Whole life insurance options
Offers standard whole life policies, and the potential to earn dividends if the company performs well.
Standard whole life insurance policies are available. There’s also potential to earn dividends, which you can use to help pay premiums.
Offers a standard whole life policy, as well as one that specifically covers healthy people living with HIV. With certain payment plans, policyholders may be able to stop paying premiums after a set number of years.
Offers whole life to both USAA members and the general public. You can pay premiums until 65, for the first 20 years or over your lifetime. Coverage can be increased after certain life events, like marriage, without a medical exam.
AARP members 50 to 80 years old can purchase standard whole life and child whole life policies. A guaranteed acceptance whole life policy is also available, which guarantees coverage unless you have a terminal illness.
Whole life options include a standard policy and a custom whole life product designed to maximize the policy’s cash value. There’s also potential to earn dividends.
Options include a limited premium payment policy (10, 15 or 20 years), a single-payment policy and a $10,000 final expense policy for ages 50 to 80 (50 to 75 in NY).
How to find the best whole life insurance company
Check the insurer’s financial strength
Look up the financial strength rating of each whole life insurer you’re considering. You can find financial information through a rating firm such as A.M. Best. Financial strength is important because a strong company has a better chance of being around decades from now to pay claims.
Any company with an A.M. Best rating of B+ or higher has a good ability to meet its obligations, in A.M. Best’s opinion. NerdWallet typically recommends considering insurers with ratings of A- or higher.
» MORE: Largest life insurance companies
Research the insurer’s reputation for customer service
You can look up an insurer’s complaint index on the National Association of Insurance Commissioners website. The score is based on the number of complaints filed against the insurance company with state regulators, adjusted for the company’s market share (based on premiums written). The average is 1, so a score higher than 1 means the company received more complaints than expected for its size.
Is whole life insurance worth it?
Before you buy whole life insurance, first consider the alternatives. Whole life insurance fits the bill for some people, but term life insurance is sufficient for most families.
Term life insurance, which has no cash value and ends after a length of time you choose, typically has much lower premiums than whole life insurance.
Another option is universal life insurance. Premiums and cash value returns can vary over time, but it offers more flexibility than whole life and can be less expensive.

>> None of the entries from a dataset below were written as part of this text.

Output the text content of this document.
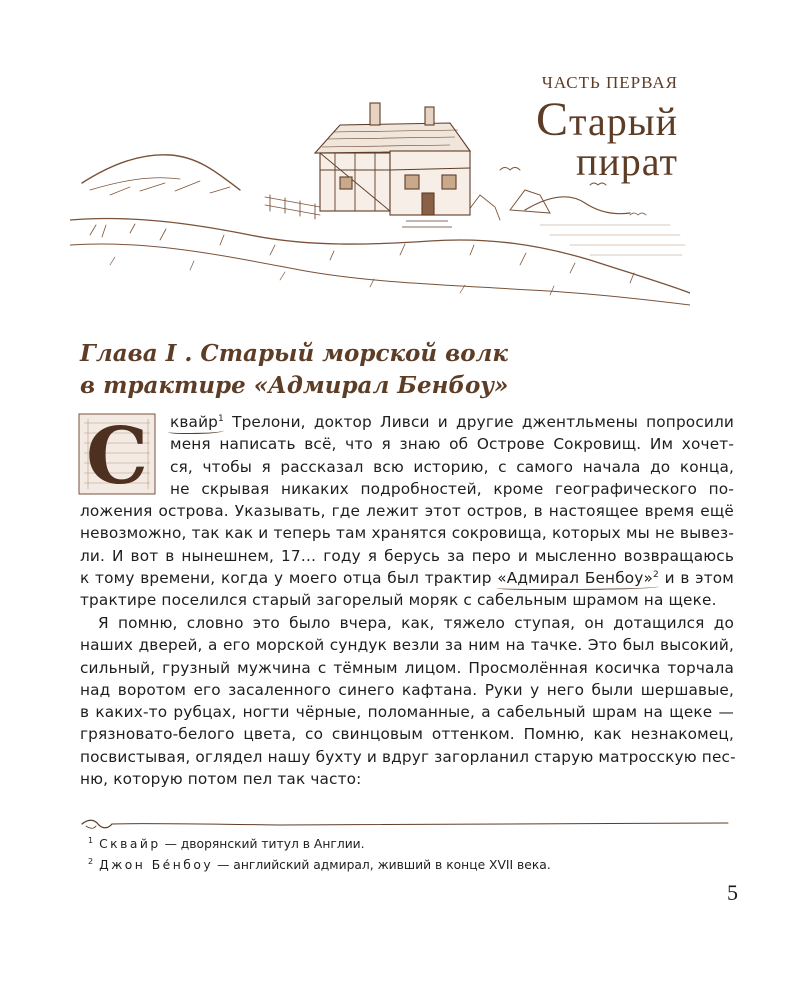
ЧАСТЬ ПЕРВАЯ
Старый
пират
Глава I . Старый морской волк
в трактире «Адмирал Бенбоу»
С	квайр$^1$ Трелони, доктор Ливси и другие джентльмены попросили
меня написать всё, что я знаю об Острове Сокровищ. Им хочет-
ся, чтобы я рассказал всю историю, с самого начала до конца,
не скрывая никаких подробностей, кроме географического по-
ложения острова. Указывать, где лежит этот остров, в настоящее время ещё
невозможно, так как и теперь там хранятся сокровища, которых мы не вывез-
ли. И вот в нынешнем, 17… году я берусь за перо и мысленно возвращаюсь
к тому времени, когда у моего отца был трактир «Адмирал Бенбоу»$^2$ и в этом
трактире поселился старый загорелый моряк с сабельным шрамом на щеке.
Я помню, словно это было вчера, как, тяжело ступая, он дотащился до
наших дверей, а его морской сундук везли за ним на тачке. Это был высокий,
сильный, грузный мужчина с тёмным лицом. Просмолённая косичка торчала
над воротом его засаленного синего кафтана. Руки у него были шершавые,
в каких-то рубцах, ногти чёрные, поломанные, а сабельный шрам на щеке —
грязновато-белого цвета, со свинцовым оттенком. Помню, как незнакомец,
посвистывая, оглядел нашу бухту и вдруг загорланил старую матросскую пес-
ню, которую потом пел так часто:
$^1$ Сквайр — дворянский титул в Англии.
$^2$ Джон Бе́нбоу — английский адмирал, живший в конце XVII века.
5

To decide which type of life insurance is right for you, consult a fee-only financial advisor, if possible. These advisors don’t make commissions from sales, so they can recommend financial products objectively.
METHODOLOGY: LIFE INSURANCE RATINGS
NerdWallet’s life insurance ratings are based on weighted averages of financial strength ratings, which indicate a company’s ability to pay future claims, and complaint index scores from the National Association of Insurance Commissioners for individual life insurance. To calculate each insurer’s rating, we adjusted the scores to a curved 5-point scale.
These ratings are a guide, but we encourage you to shop around and compare several insurance quotes to find the best rate for you. NerdWallet does not receive compensation for any reviews.
INSURER COMPLAINTS METHODOLOGY
NerdWallet examined complaints received by state insurance regulators and reported to the National Association of Insurance Commissioners in 2018-2020. To assess how insurers compare to one another, the NAIC calculates a complaint index each year for each subsidiary, measuring its share of total complaints relative to its size, or share of total premiums in the industry. To evaluate a company’s complaint history, NerdWallet calculated a similar index for each insurer, weighted by market shares of each subsidiary, over the three-year period. Ratios are determined separately for auto, home (including renters and condo) and life insurance.